In addition to the usual reviews and comments you would find on a horror movie blog, this is also a document of the wonderfully vast horror movie section of the video store I worked at in my youth.

Friday, November 16, 2018

Moon Jockeys.

Freshly acquired from this year’s Horror-Rama, this week’s VHS is Roland Emmerich’s 1990 sci-fi flick Moon 44.

Set in 2038, IA agent Felix Stone (Michael Paré) is sent undercover to a remote mining colony with a bunch of convicts to investigate some stolen shuttles filled with precious ore.
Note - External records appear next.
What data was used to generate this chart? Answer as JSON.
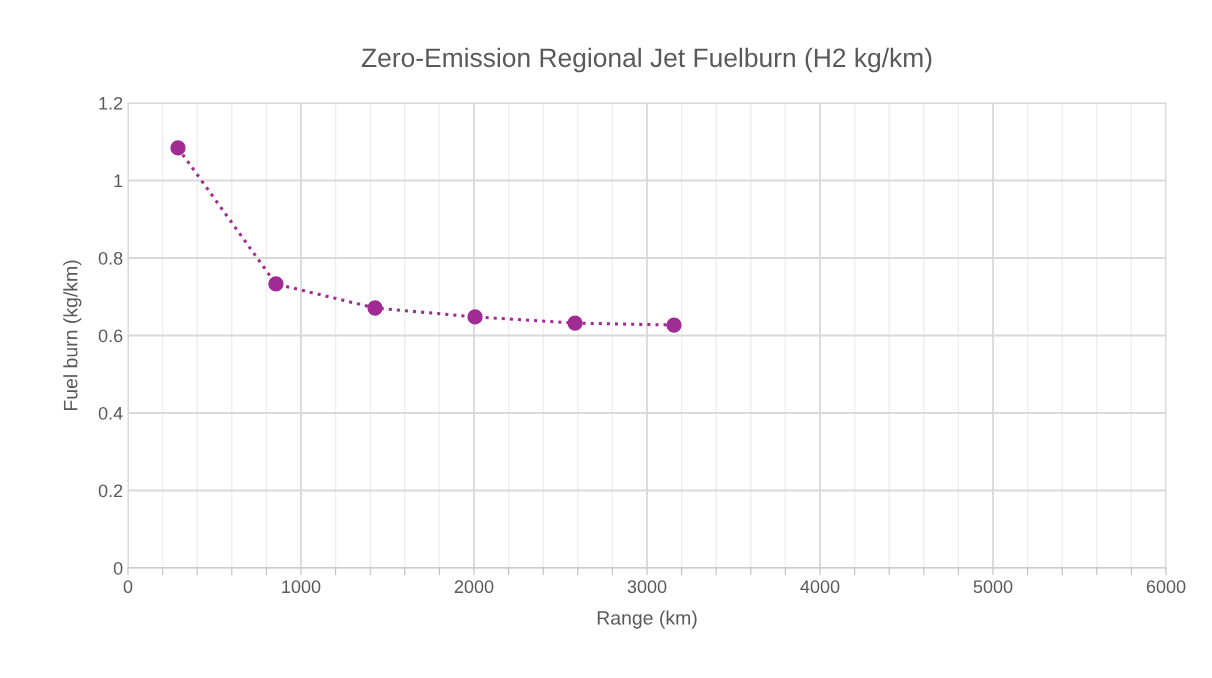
{
  "chart_data": {
    "type": "line",
    "title": "Zero-Emission Regional Jet Fuelburn (H2 kg/km)",
    "xlabel": "Range (km)",
    "ylabel": "Fuel burn (kg/km)",
    "x": [
      289,
      855,
      1428,
      2006,
      2584,
      3156
    ],
    "series": [
      {
        "color": "#a02b93",
        "values": [
          1.084,
          0.733,
          0.671,
          0.648,
          0.632,
          0.627
        ]
      }
    ],
    "marker": "circle",
    "line_style": "dotted",
    "xlim": [
      0,
      6000
    ],
    "ylim": [
      0,
      1.2
    ],
    "xticks": [
      0,
      {
        "value": 200,
        "label": null
      },
      {
        "value": 400,
        "label": null
      },
      {
        "value": 600,
        "label": null
      },
      {
        "value": 800,
        "label": null
      },
      1000,
      {
        "value": 1200,
        "label": null
      },
      {
        "value": 1400,
        "label": null
      },
      {
        "value": 1600,
        "label": null
      },
      {
        "value": 1800,
        "label": null
      },
      2000,
      {
        "value": 2200,
        "label": null
      },
      {
        "value": 2400,
        "label": null
      },
      {
        "value": 2600,
        "label": null
      },
      {
        "value": 2800,
        "label": null
      },
      3000,
      {
        "value": 3200,
        "label": null
      },
      {
        "value": 3400,
        "label": null
      },
      {
        "value": 3600,
        "label": null
      },
      {
        "value": 3800,
        "label": null
      },
      4000,
      {
        "value": 4200,
        "label": null
      },
      {
        "value": 4400,
        "label": null
      },
      {
        "value": 4600,
        "label": null
      },
      {
        "value": 4800,
        "label": null
      },
      5000,
      {
        "value": 5200,
        "label": null
      },
      {
        "value": 5400,
        "label": null
      },
      {
        "value": 5600,
        "label": null
      },
      {
        "value": 5800,
        "label": null
      },
      6000
    ],
    "yticks": [
      0,
      0.2,
      0.4,
      0.6,
      0.8,
      1,
      1.2
    ],
    "grid": true,
    "legend": false
  }
}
After watching Emmerich’s 1985 effort Making Contact this summer I was kind of hoping for something equally bonkers, but somewhat disappointingly Moon 44 was a fairly standard representation of the nineties sci-fi that populated video store shelves around that time. I mean, the ambition was there as the first act saw Emmerich reach for the lofty world building heights of Blade Runner and Aliens, but it gets bogged down in its plot. I found it often took itself too seriously, as well.

As with most direct-to-video sci-fi (it did play theatrically overseas) it had a pretty solid cast in Paré, along with Brian Thompson, Stephen Geoffreys (basically playing a drug dealing Evil Ed) and Malcolm McDowell, who despite having gone grey by then still looked young as fuck. Also, was it just me or was Leon Rippy the only one sweating profusely throughout this movie?
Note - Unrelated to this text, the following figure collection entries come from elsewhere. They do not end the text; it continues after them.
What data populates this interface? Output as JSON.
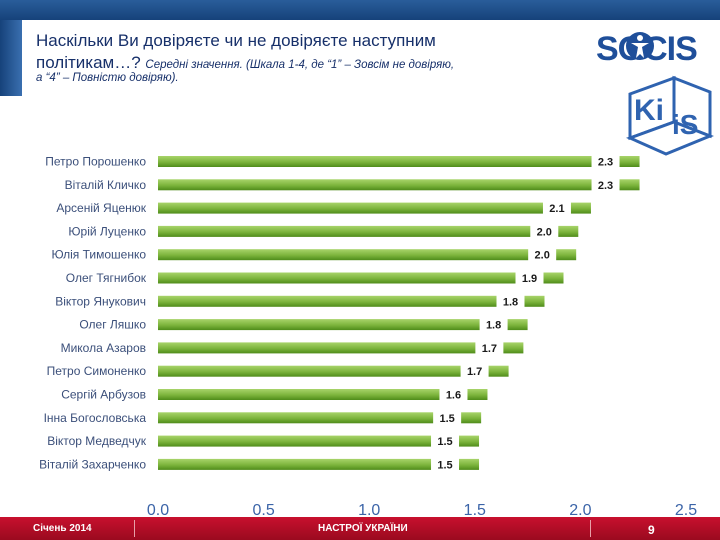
{
  "header": {
    "title": "Наскільки Ви довіряєте чи не довіряєте наступним",
    "title_line2": "політикам…?",
    "subtitle_part1": "Середні значення. (Шкала 1-4, де “1” – Зовсім не довіряю,",
    "subtitle_part2": "а “4” – Повністю довіряю)."
  },
  "logos": {
    "socis": "SOCIS",
    "kiis_top": "Ki",
    "kiis_bottom": "iS"
  },
  "footer": {
    "date": "Січень 2014",
    "center": "НАСТРОЇ УКРАЇНИ",
    "page": "9"
  },
  "colors": {
    "bar_light": "#9ccc5a",
    "bar_dark": "#4f8c1a",
    "axis_text": "#3b64a8",
    "label_text": "#3b4f7a"
  },
  "chart_data": {
    "type": "bar",
    "orientation": "horizontal",
    "title": "Наскільки Ви довіряєте чи не довіряєте наступним політикам…?",
    "xlim": [
      0.0,
      2.5
    ],
    "xticks": [
      "0.0",
      "0.5",
      "1.0",
      "1.5",
      "2.0",
      "2.5"
    ],
    "categories": [
      "Петро Порошенко",
      "Віталій Кличко",
      "Арсеній Яценюк",
      "Юрій Луценко",
      "Юлія Тимошенко",
      "Олег Тягнибок",
      "Віктор Янукович",
      "Олег Ляшко",
      "Микола Азаров",
      "Петро Симоненко",
      "Сергій Арбузов",
      "Інна Богословська",
      "Віктор Медведчук",
      "Віталій Захарченко"
    ],
    "values": [
      2.28,
      2.28,
      2.05,
      1.99,
      1.98,
      1.92,
      1.83,
      1.75,
      1.73,
      1.66,
      1.56,
      1.53,
      1.52,
      1.52
    ],
    "value_labels": [
      "2.3",
      "2.3",
      "2.1",
      "2.0",
      "2.0",
      "1.9",
      "1.8",
      "1.8",
      "1.7",
      "1.7",
      "1.6",
      "1.5",
      "1.5",
      "1.5"
    ]
  }
}
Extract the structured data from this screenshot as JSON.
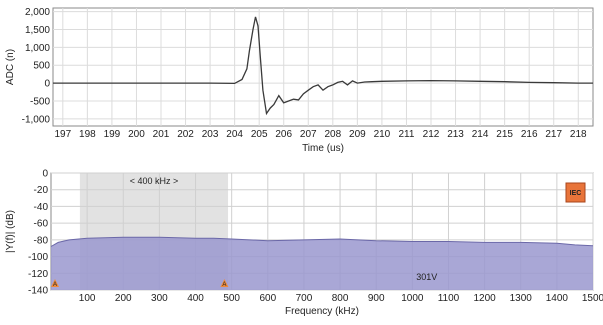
{
  "chart_data": [
    {
      "type": "line",
      "xlabel": "Time (us)",
      "ylabel": "ADC (n)",
      "xlim": [
        196.6,
        218.6
      ],
      "ylim": [
        -1200,
        2100
      ],
      "xticks": [
        197,
        198,
        199,
        200,
        201,
        202,
        203,
        204,
        205,
        206,
        207,
        208,
        209,
        210,
        211,
        212,
        213,
        214,
        215,
        216,
        217,
        218
      ],
      "yticks": [
        -1000,
        -500,
        0,
        500,
        1000,
        1500,
        2000
      ],
      "ytick_labels": [
        "-1,000",
        "-500",
        "0",
        "500",
        "1,000",
        "1,500",
        "2,000"
      ],
      "grid": true,
      "series": [
        {
          "color": "#3a3a3a",
          "x": [
            196.6,
            200,
            203,
            204.0,
            204.3,
            204.5,
            204.6,
            204.75,
            204.85,
            204.95,
            205.05,
            205.15,
            205.3,
            205.45,
            205.6,
            205.8,
            206.0,
            206.2,
            206.4,
            206.6,
            206.8,
            207.0,
            207.2,
            207.4,
            207.6,
            207.8,
            208.0,
            208.2,
            208.4,
            208.6,
            208.8,
            209.0,
            209.3,
            209.6,
            210,
            211,
            212,
            213,
            214,
            215,
            216,
            217,
            218,
            218.6
          ],
          "y": [
            0,
            0,
            0,
            -10,
            100,
            400,
            900,
            1500,
            1850,
            1600,
            700,
            -200,
            -850,
            -700,
            -600,
            -350,
            -550,
            -500,
            -450,
            -470,
            -300,
            -200,
            -100,
            -50,
            -200,
            -100,
            -50,
            20,
            50,
            -50,
            60,
            0,
            30,
            40,
            50,
            60,
            70,
            60,
            50,
            40,
            20,
            10,
            0,
            0
          ]
        }
      ]
    },
    {
      "type": "area",
      "xlabel": "Frequency (kHz)",
      "ylabel": "|Y(f)| (dB)",
      "xlim": [
        0,
        1500
      ],
      "ylim": [
        -140,
        0
      ],
      "xticks": [
        100,
        200,
        300,
        400,
        500,
        600,
        700,
        800,
        900,
        1000,
        1100,
        1200,
        1300,
        1400,
        1500
      ],
      "yticks": [
        0,
        -20,
        -40,
        -60,
        -80,
        -100,
        -120,
        -140
      ],
      "grid": true,
      "highlight_band": {
        "x": [
          80,
          490
        ],
        "label": "< 400 kHz >",
        "label_color": "#b59adb"
      },
      "series": [
        {
          "fill_color": "#9a98cf",
          "line_color": "#6b68a8",
          "x": [
            0,
            20,
            50,
            100,
            200,
            300,
            400,
            450,
            500,
            600,
            700,
            800,
            900,
            1000,
            1100,
            1200,
            1300,
            1400,
            1450,
            1500
          ],
          "y": [
            -88,
            -83,
            -80,
            -78,
            -77,
            -77,
            -78,
            -78,
            -79,
            -81,
            -80,
            -79,
            -81,
            -82,
            -82,
            -83,
            -83,
            -84,
            -86,
            -87
          ]
        }
      ],
      "markers": [
        {
          "label": "A",
          "x": 0,
          "y": -140,
          "color": "#f08a3a"
        },
        {
          "label": "A",
          "x": 480,
          "y": -140,
          "color": "#f08a3a"
        }
      ],
      "annotation": {
        "text": "301V",
        "x": 1040,
        "y": -128,
        "color": "#f08a3a"
      },
      "badge": {
        "text": "IEC",
        "color": "#e8743a"
      }
    }
  ]
}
Fundamentally, I thought this movie needed more dog-fighting. By utilizing sweet practical effects, they definitely made up the best parts of the movie. Moon 44 built to a climax where convicts were being trained to fight incoming robot pirates and when they arrived, only Paré and Thompson fought them – and not even together! I know I know, budgets, but imagine if at the end of The Magnificent Seven, five of them decided to stay at the saloon.

Michael Paré as Felix Stone in Moon 44. 

Perhaps the most distressing and ill-advised part of the movie was when it's implied that one of the navigators was raped in the shower by a pilot. Considering that when the pilots are actually in the air, their lives are in the hands of their navigator – in a tandem even more unclear than the one in Pacific Rim – I really don’t think the assaulter really thought things through. Things don’t end up well for either of them.

As far as sci-fi space mining movies go, I have to say – and I can’t believe I am – Gary S. Tunnicliffe’s Within The Rock is the more entertaining joint. Moon 44 was certainly watchable fare, but it’s just a hair before Emmerich started positioning himself as the filmmaker we all know and love/hate.

1 comment:

Belial Bradley said...

"They're not spaceships, they're arks, buddy."